Jorge Velasco Tudela

¿Abuso o desinformación crediticia?

sábado, 3 de octubre de 2020 · 00:09

En los últimos días, algunos diputados del MAS y dirigentes  del transporte han expresado públicamente a los medios que los bancos estarían cobrando interés sobre interés, lo que equivaldría, según el ordenamiento jurídico, a practicar el anatocismo, que está tipificado como delito en materia penal, y que se estaría cometiendo un abuso en contra de los afiliados transportistas.

Esta situación se ha presentado por el diferimiento de los créditos a los clientes crediticios de los bancos por la aplicación de la Ley excepcional de diferimiento de pagos de créditos, promulgado por el actual gobierno por efecto de la pandemia, que obliga a la banca  el diferimiento automático de las cuotas correspondientes al pago de las amortizaciones de crédito a capital e intereses y otros gravámenes y, es muy explícita, en el  artículo 3 inciso II donde señala que: “La aplicación de cualquiera de las opciones de regularización, no implicara el incremento de la tasa de interés ni la ejecución de sanciones y penalizaciones por mora.

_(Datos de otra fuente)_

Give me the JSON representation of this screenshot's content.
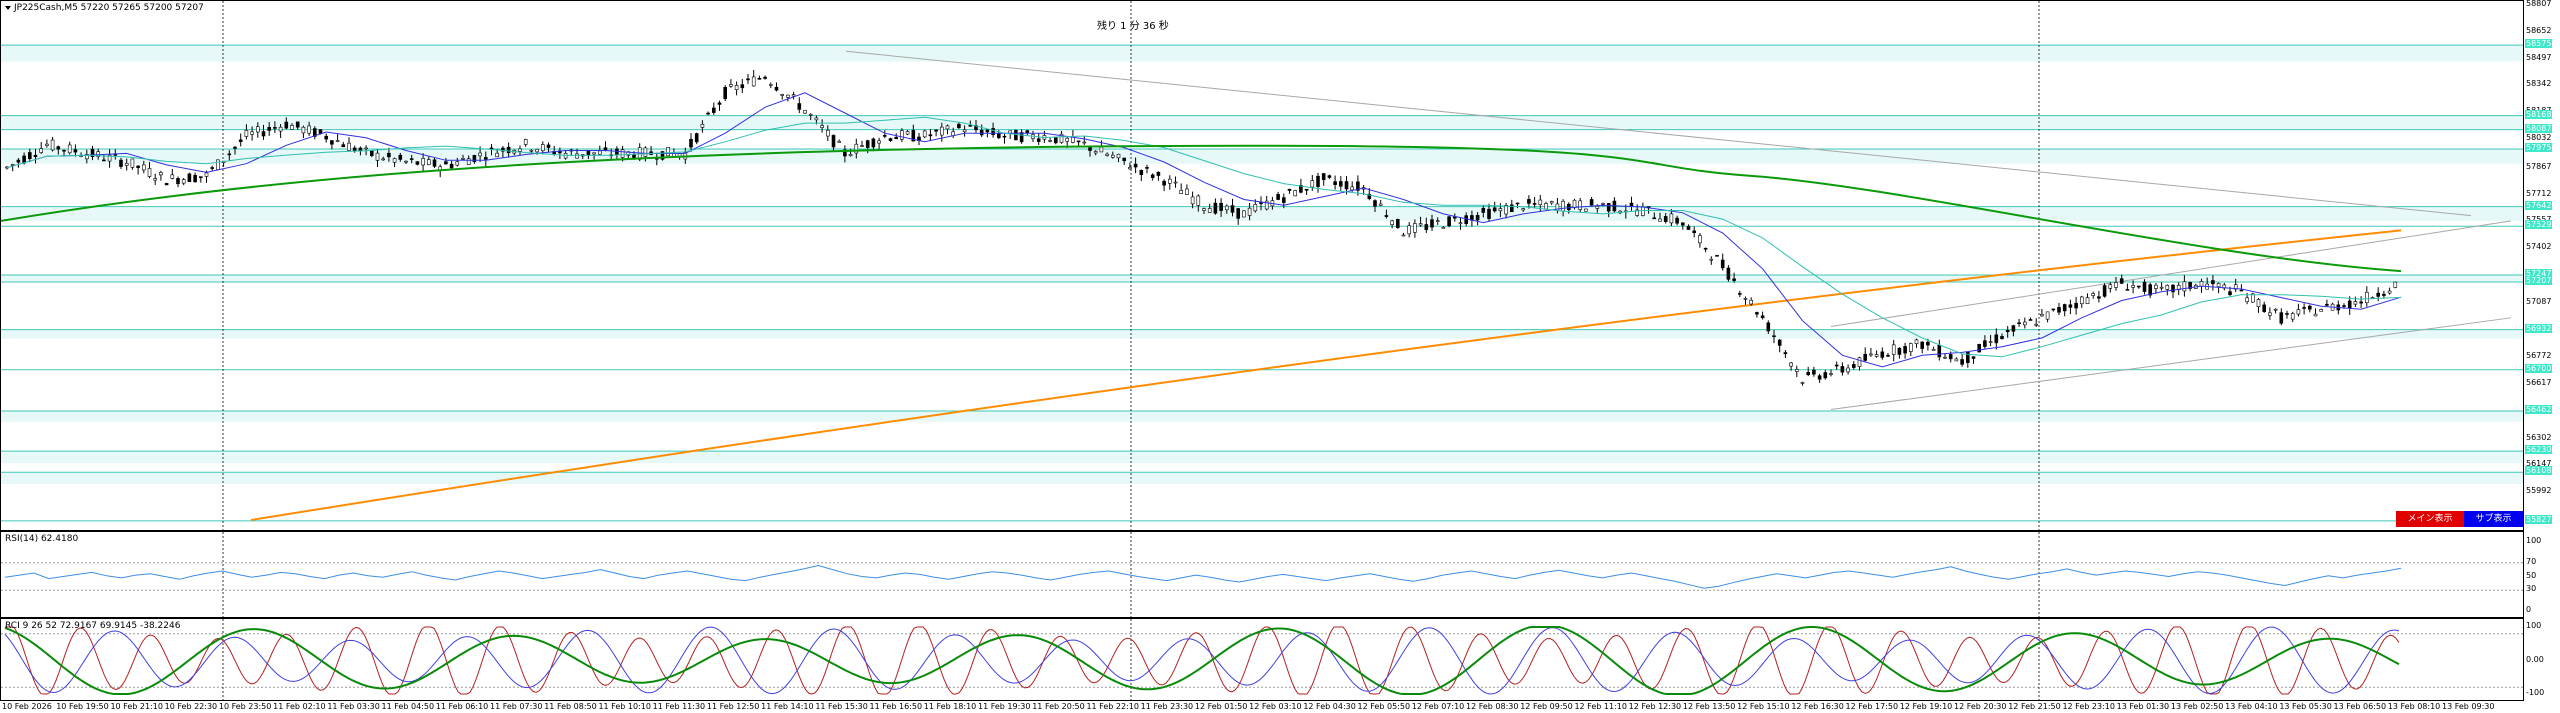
{
  "main": {
    "title": "JP225Cash,M5  57220 57265 57200 57207",
    "timer": "残り 1 分 36 秒",
    "y_ticks": [
      "58807",
      "58652",
      "58497",
      "58342",
      "58187",
      "58032",
      "57867",
      "57712",
      "57557",
      "57402",
      "57247",
      "57087",
      "56932",
      "56772",
      "56617",
      "56462",
      "56302",
      "56147",
      "55992",
      "55832"
    ],
    "tags": [
      "58575",
      "58168",
      "58087",
      "57975",
      "57642",
      "57529",
      "57247",
      "57207",
      "56932",
      "56700",
      "56462",
      "56230",
      "56108",
      "55827"
    ],
    "buttons": {
      "main": "メイン表示",
      "sub": "サブ表示"
    }
  },
  "rsi": {
    "title": "RSI(14) 62.4180",
    "y_ticks": [
      "100",
      "70",
      "50",
      "30",
      "0"
    ],
    "values": [
      49,
      52,
      55,
      47,
      50,
      53,
      56,
      51,
      48,
      52,
      54,
      50,
      46,
      51,
      55,
      58,
      53,
      49,
      52,
      56,
      54,
      50,
      47,
      52,
      55,
      51,
      49,
      53,
      57,
      52,
      48,
      45,
      50,
      54,
      58,
      55,
      51,
      47,
      50,
      53,
      56,
      60,
      55,
      50,
      47,
      52,
      55,
      58,
      54,
      50,
      46,
      44,
      49,
      53,
      57,
      61,
      66,
      60,
      54,
      50,
      48,
      52,
      55,
      53,
      49,
      46,
      50,
      54,
      57,
      55,
      52,
      48,
      45,
      49,
      53,
      56,
      58,
      54,
      50,
      47,
      44,
      48,
      52,
      49,
      45,
      42,
      46,
      50,
      53,
      50,
      47,
      44,
      48,
      51,
      54,
      50,
      46,
      43,
      47,
      52,
      55,
      58,
      54,
      50,
      47,
      52,
      56,
      59,
      55,
      51,
      48,
      52,
      55,
      51,
      47,
      43,
      38,
      33,
      36,
      41,
      46,
      50,
      54,
      51,
      48,
      52,
      56,
      58,
      55,
      52,
      49,
      53,
      57,
      60,
      64,
      58,
      53,
      49,
      46,
      50,
      54,
      57,
      61,
      56,
      52,
      55,
      58,
      56,
      53,
      50,
      54,
      57,
      55,
      52,
      48,
      44,
      40,
      37,
      42,
      47,
      51,
      48,
      52,
      55,
      58,
      62
    ]
  },
  "stoch": {
    "title": "RCI 9 26 52  72.9167 69.9145 -38.2246",
    "y_ticks": [
      "100",
      "0.00",
      "-100"
    ]
  },
  "time_labels": [
    "10 Feb 2026",
    "10 Feb 19:50",
    "10 Feb 21:10",
    "10 Feb 22:30",
    "10 Feb 23:50",
    "11 Feb 02:10",
    "11 Feb 03:30",
    "11 Feb 04:50",
    "11 Feb 06:10",
    "11 Feb 07:30",
    "11 Feb 08:50",
    "11 Feb 10:10",
    "11 Feb 11:30",
    "11 Feb 12:50",
    "11 Feb 14:10",
    "11 Feb 15:30",
    "11 Feb 16:50",
    "11 Feb 18:10",
    "11 Feb 19:30",
    "11 Feb 20:50",
    "11 Feb 22:10",
    "11 Feb 23:30",
    "12 Feb 01:50",
    "12 Feb 03:10",
    "12 Feb 04:30",
    "12 Feb 05:50",
    "12 Feb 07:10",
    "12 Feb 08:30",
    "12 Feb 09:50",
    "12 Feb 11:10",
    "12 Feb 12:30",
    "12 Feb 13:50",
    "12 Feb 15:10",
    "12 Feb 16:30",
    "12 Feb 17:50",
    "12 Feb 19:10",
    "12 Feb 20:30",
    "12 Feb 21:50",
    "12 Feb 23:10",
    "13 Feb 01:30",
    "13 Feb 02:50",
    "13 Feb 04:10",
    "13 Feb 05:30",
    "13 Feb 06:50",
    "13 Feb 08:10",
    "13 Feb 09:30"
  ],
  "chart_data": {
    "type": "line",
    "symbol": "JP225Cash,M5",
    "ohlc_last": {
      "open": 57220,
      "high": 57265,
      "low": 57200,
      "close": 57207
    },
    "ylim": [
      55832,
      58807
    ],
    "approx_close_path": [
      57867,
      58000,
      57950,
      57900,
      57800,
      57820,
      58050,
      58120,
      58050,
      57950,
      57900,
      57880,
      57950,
      58000,
      57950,
      57950,
      57950,
      57950,
      58300,
      58400,
      58200,
      57950,
      58050,
      58050,
      58100,
      58050,
      58050,
      58000,
      57900,
      57800,
      57650,
      57600,
      57700,
      57800,
      57750,
      57500,
      57550,
      57600,
      57650,
      57650,
      57650,
      57620,
      57550,
      57300,
      57000,
      56650,
      56700,
      56800,
      56850,
      56750,
      56900,
      57000,
      57100,
      57200,
      57150,
      57200,
      57150,
      57000,
      57050,
      57100,
      57207
    ]
  }
}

Se prohíbe el anatocismo”.

La ley y la normativa son muy claras, difícilmente los bancos y demás entidades financieras se atreverían a ir contra el ordenamiento jurídico practicando el anatocismo, más aún tomando en cuenta que todas están debida y estrictamente supervisadas por instituciones como la ASFI.

Parecería que todo se trata de la desinformación y  de la poca educación financiera de algunas autoridades y de dirigentes que sólo buscan réditos políticos, incluso a costa de la estabilidad financiera del país. 

Haciendo un análisis técnico del problema, no existe el anatocismo en lo que está pasando. En efecto, cuando se deja de amortizar el capital de un crédito, por efecto de un diferimiento, por supuesto que los interés se incrementan con relación a los intereses del plan de pagos original, en el cual  se contemplaba que el capital iba disminuyendo. El resultado de esta situación no es por que se haya aplicado intereses sobre los intereses, sino porque se ha cobrado el interés inicialmente pactado por el capital que se ha mantenido intacto por efecto del diferimiento. Por ejemplo, si un cliente debe 100 bolivianos a un año, con  tasa del 12%,  al final del año deberá pagar 12 bolivianos de intereses más el capital de 100, lo que significa un total de 112 bolivianos; pero si el banco, le difiere a otro año, sin pago a capital, entonces, al final de los dos años, el cliente pagará el capital de 100 bolivianos más 12 bolivianos de interés por el primer año y más 12 bolivianos por el interés del segundo año; es decir, 24 bolivianos de interés, y en total 124  al final del segundo año, sin que se esté aplicando intereses sobre el interés, sino intereses sobre el capital originalmente  prestado de 100 bolivianos, que tuvo que ser  diferido  por un año. Esto está basado en un principio básico financiero: el valor que tiene el dinero en el tiempo.

Ya dijimos antes que los bancos cumplen un rol fundamental para la evolución general y estabilidad del país. Una  de sus funciones principales es conceder préstamos  cobrando un interés por el capital prestado. Así los bancos generan ingresos que les permiten   mantener sus operaciones, su solvencia y devolver el capital a los ahorristas. Por lo tanto, el que los prestatarios dejen de pagar estos intereses por el capital diferido será muy delicado para esta estabilidad, en un momento de crisis sanitaria, política y económica. Es imperativo que las autoridades y las entidades financieras en su conjunto tomen medidas urgentes para evitar este desastre, haciendo una campaña de información y sensibilización.

 

Jorge Velasco Tudela es ingeniero con especialización en banca y finanzas.